The Delhi High Court has ordered the State Bank of India (SBI) to compensate a customer, Hare Ram Singh, for the loss of ₹2.6 lakhs following a cyber attack on his savings account. The decision came after Singh challenged SBI’s failure to address his complaint adequately and sought full restitution for the financial loss caused by the phishing attack.
The Incident and SBI’s Response
Singh reported the cyber fraud to SBI’s customer care and his branch manager immediately after it occurred but received no assistance. SBI later rejected his claim on two grounds: that the transactions involved OTP verification, which Singh allegedly authorized, and that Singh clicked on a fraudulent link, leading to the attack. Singh denied sharing OTPs, asserting he was a victim of sophisticated cyber fraud.
Justice Dharmesh Sharma of the Delhi High Court found SBI’s response lacking, citing a “glaring deficiency in service.” Despite Singh’s prompt reporting, the bank failed to act swiftly to block the transactions or provide any meaningful resolution. The Court noted that SBI’s inability to prevent the fraud indicated a failure in its digital security systems.
Court’s Observations
The Court underscored that SBI violated the Reserve Bank of India’s (RBI) Master Directions on Digital Payment Security Controls, which mandate banks to implement robust measures against security breaches. It ruled that the transactions in question fell under the RBI’s “zero liability” policy for customers who promptly report unauthorized transactions.
“It is presumed that the petitioner suffered monetary losses due to the failure of the bank’s systems to prevent such fraudulent withdrawals,” the Court stated. It emphasized that banks have an implied duty of care to their customers, including acting promptly and taking reasonable precautions to prevent fraud.
The Court also criticized SBI’s claim that Singh authorized the transactions, noting that the bank’s security protocols, including two-factor authentication (2FA) and OTP verification, were bypassed by malware in the cyber attack. The Court further remarked that blaming Singh for the incident was unwarranted, as he took all necessary steps to report the fraud immediately.
Compensation Ordered
The High Court directed SBI to pay Singh ₹2.6 lakhs along with 9% interest from April 18, 2021, when the fraud was reported. Additionally, SBI was ordered to pay ₹25,000 as compensation for the inconvenience caused. The judgment highlighted the bank’s failure to act responsibly and protect its customer’s funds.
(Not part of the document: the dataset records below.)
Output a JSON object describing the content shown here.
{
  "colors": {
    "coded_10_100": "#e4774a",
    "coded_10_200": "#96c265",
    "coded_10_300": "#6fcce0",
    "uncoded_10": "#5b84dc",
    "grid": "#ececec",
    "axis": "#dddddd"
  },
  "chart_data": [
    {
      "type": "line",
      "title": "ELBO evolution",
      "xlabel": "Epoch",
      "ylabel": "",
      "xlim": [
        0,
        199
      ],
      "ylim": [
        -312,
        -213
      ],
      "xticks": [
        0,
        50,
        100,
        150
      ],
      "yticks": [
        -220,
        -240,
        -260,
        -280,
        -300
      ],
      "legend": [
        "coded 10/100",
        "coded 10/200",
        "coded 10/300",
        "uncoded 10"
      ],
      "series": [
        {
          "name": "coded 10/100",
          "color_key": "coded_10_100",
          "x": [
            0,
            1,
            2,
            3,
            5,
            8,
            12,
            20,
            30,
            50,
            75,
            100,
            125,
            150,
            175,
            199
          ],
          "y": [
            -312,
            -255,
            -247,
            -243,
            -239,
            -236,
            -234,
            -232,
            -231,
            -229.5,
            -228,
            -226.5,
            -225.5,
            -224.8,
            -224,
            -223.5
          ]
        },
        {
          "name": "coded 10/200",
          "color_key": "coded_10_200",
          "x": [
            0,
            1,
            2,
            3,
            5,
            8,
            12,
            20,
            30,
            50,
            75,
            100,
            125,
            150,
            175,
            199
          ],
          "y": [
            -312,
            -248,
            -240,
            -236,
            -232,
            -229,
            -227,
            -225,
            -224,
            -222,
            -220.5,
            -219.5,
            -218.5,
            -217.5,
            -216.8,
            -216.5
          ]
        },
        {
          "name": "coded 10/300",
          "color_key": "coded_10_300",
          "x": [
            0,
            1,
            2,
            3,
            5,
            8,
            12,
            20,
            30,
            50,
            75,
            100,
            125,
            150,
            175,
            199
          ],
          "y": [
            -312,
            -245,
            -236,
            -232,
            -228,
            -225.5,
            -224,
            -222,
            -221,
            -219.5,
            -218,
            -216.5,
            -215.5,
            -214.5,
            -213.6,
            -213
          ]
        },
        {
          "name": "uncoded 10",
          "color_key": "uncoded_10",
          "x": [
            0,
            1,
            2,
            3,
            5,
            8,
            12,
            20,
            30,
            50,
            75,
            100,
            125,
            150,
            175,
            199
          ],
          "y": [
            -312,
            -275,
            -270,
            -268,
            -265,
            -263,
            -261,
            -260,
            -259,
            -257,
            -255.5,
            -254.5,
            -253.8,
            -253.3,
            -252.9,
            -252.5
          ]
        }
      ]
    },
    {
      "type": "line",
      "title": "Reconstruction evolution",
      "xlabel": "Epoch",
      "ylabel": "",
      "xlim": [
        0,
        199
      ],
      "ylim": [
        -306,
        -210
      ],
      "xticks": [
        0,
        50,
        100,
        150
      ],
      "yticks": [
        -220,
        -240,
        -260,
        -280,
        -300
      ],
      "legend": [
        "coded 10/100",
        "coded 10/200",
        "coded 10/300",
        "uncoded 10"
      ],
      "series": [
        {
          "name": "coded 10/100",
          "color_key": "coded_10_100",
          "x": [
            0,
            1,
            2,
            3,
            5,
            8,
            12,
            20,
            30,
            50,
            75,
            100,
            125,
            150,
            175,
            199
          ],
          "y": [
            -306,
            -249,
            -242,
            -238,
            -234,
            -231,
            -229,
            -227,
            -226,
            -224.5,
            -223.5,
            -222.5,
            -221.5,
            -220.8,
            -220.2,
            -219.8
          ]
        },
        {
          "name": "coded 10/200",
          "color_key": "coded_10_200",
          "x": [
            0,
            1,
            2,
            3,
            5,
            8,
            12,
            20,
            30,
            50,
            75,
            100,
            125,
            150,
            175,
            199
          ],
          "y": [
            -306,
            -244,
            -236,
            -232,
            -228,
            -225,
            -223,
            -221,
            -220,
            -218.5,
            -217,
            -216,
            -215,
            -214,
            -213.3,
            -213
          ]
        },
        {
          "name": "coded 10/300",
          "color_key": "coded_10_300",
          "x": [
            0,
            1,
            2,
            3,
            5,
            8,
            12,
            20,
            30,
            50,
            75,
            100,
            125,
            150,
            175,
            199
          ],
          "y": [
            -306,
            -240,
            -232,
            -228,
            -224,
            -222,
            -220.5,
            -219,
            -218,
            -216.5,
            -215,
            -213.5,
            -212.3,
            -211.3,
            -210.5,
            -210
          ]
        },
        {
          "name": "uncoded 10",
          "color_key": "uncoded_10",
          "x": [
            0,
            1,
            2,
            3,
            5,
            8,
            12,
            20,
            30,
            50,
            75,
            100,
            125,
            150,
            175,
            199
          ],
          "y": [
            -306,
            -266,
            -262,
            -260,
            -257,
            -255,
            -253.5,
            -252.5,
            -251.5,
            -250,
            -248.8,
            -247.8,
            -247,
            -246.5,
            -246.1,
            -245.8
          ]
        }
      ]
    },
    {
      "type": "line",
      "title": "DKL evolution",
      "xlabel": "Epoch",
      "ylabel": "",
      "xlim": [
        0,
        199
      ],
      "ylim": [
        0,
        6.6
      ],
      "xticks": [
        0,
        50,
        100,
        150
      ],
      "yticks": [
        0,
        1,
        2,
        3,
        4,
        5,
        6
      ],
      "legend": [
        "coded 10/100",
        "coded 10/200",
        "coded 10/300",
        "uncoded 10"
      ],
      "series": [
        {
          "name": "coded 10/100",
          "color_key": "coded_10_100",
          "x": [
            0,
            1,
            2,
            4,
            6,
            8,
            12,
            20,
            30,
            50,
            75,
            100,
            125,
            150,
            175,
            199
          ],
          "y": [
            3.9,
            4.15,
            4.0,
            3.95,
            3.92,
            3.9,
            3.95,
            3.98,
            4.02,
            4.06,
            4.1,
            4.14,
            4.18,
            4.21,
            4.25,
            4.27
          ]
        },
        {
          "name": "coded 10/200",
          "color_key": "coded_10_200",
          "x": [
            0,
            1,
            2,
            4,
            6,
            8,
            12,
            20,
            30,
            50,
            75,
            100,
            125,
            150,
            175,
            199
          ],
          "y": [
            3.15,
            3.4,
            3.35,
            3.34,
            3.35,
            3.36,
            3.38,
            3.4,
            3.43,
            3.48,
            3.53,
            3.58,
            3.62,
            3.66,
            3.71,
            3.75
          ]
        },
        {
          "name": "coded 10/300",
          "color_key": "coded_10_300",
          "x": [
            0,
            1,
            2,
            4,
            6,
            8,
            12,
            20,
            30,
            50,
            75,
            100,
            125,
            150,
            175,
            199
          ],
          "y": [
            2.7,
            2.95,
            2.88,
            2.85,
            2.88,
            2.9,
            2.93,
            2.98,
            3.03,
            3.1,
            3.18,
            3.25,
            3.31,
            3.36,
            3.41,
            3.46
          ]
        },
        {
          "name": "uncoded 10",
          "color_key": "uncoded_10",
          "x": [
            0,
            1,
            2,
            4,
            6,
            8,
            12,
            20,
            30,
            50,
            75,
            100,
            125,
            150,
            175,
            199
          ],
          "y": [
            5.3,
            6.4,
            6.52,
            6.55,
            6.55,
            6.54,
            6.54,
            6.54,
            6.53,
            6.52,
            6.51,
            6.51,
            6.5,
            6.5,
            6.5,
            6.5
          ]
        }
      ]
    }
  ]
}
Earlier Attempts for Resolution
Before approaching the High Court, Singh filed a complaint with the Banking Ombudsman and notified the RBI. The Ombudsman directed SBI to credit ₹33,000 to Singh’s account but did not address the full extent of his loss. Dissatisfied, Singh filed a petition in the High Court seeking comprehensive relief.
Implications of the Judgment
The Court emphasized that banks have a fiduciary duty to safeguard customer accounts and act diligently upon detecting fraudulent activity. It also highlighted that cyber fraud can victimize anyone, irrespective of their education or experience, reinforcing the need for robust digital security measures.
The ruling serves as a potent reminder for banks to prioritize customer security and comply with regulatory guidelines. Advocates Ravi Chandra represented Singh, while Advocates Rajiv Kapur, Akshit Kapur, and Riya appeared for SBI. Advocate Abhinav Sharma represented the RBI in the proceedings.